OPINI  

Menjaga Otentisitas, Membangun Daya Saing: Refleksi Atas Pengelolaan Pariwisata Sumatera Barat

Diga Putri Oktaviane, M.A.P
Diga Putri Oktaviane, M.A.P

Oleh: Diga Putri Oktaviane, M.A.P

Mahasiswa Program Doktoral Administrasi Publik UNRI

Provinsi Sumatera Barat (Sumbar) dikenal dengan landskap yang megah dan budaya yang luhur. Kondisi alam menampilkan simphoni keindahan dari pegunungan, danau, hingga pesisir yang menawan. Sementara nilai-nilai Minangkabau Adat Basandi Syarak, Syarak Basandi Kitabullah, memberi kekuatan moral dan filosofi sosial yang khas.

Namun, ditengah potensi tersebut, muncul pertanyaan krusial yaitu bagaimana memastikan pengelolaan pariwisata sumbar tidak sekedar mengejar angka kunjungan, tetapi juga menjaga keaslian, keberlanjutan dan daya saing global?

Data menunjukkan bahwa geliat pertumbuhan pariwisata di Sumbar pada 2025 semakin signifikan, hingga Juli ini jumlah wisatawan mancanegara yang berkunjung ke Sumbar mencapai 50.826 orang (BPS Sumbar, 2025).

Sementara itu, perjalanan wisatawan Nusantara mencapai lebih dari dua juta perjalanan hanya pada bulan Juni 2025. Pemerintah Provinsi Sumbar bahkan menargetkan 20 juta kunjungan wisatawan sepanjang tahun 2025. Angka-angka ini menandai tingkatnya daya Tarik Sumbar di mata publik nasional maupun global.

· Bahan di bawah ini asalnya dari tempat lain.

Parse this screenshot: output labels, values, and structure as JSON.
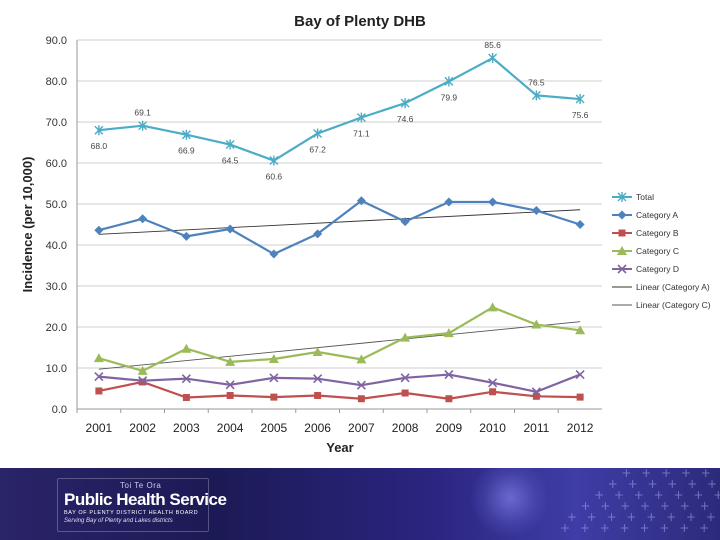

Namun, peningkatan kuantitaif belum sejalan dengan kualitas pengalaman wisatawan. Banyak pengunjung datang hanya sekedar singgah tanpa keterikatan emosional yang mendorong dilakukannya kunjungan ulang. Fenomena ini menunjukkan bahwa branding destinasi belum sepenuhnya berhasil membangun pengalaman mendalam dan berkelanjutan.

Degradasi Ekosistem

Berbagai destinasi wisata alam kini menghadapi tantangan degradasi ekosistem akibat peningkatan aktivitas wisata tanpa pengendalian daya dukung (carrying capacity). Tempat yang dibangun untuk dijadikan spot foto dilakukan tanpa adanya perencanaan estetika yang sering kali justru mengganggu harmoni lanskap asli.

Keasrian alam yang menjadi daya Tarik utama berubah menjadi artifisial. Dalam konteks budaya, komersialisasi berlebihan atas tradisi lokal juga berpotensi mengikis makna filosofis adat Minangkabau.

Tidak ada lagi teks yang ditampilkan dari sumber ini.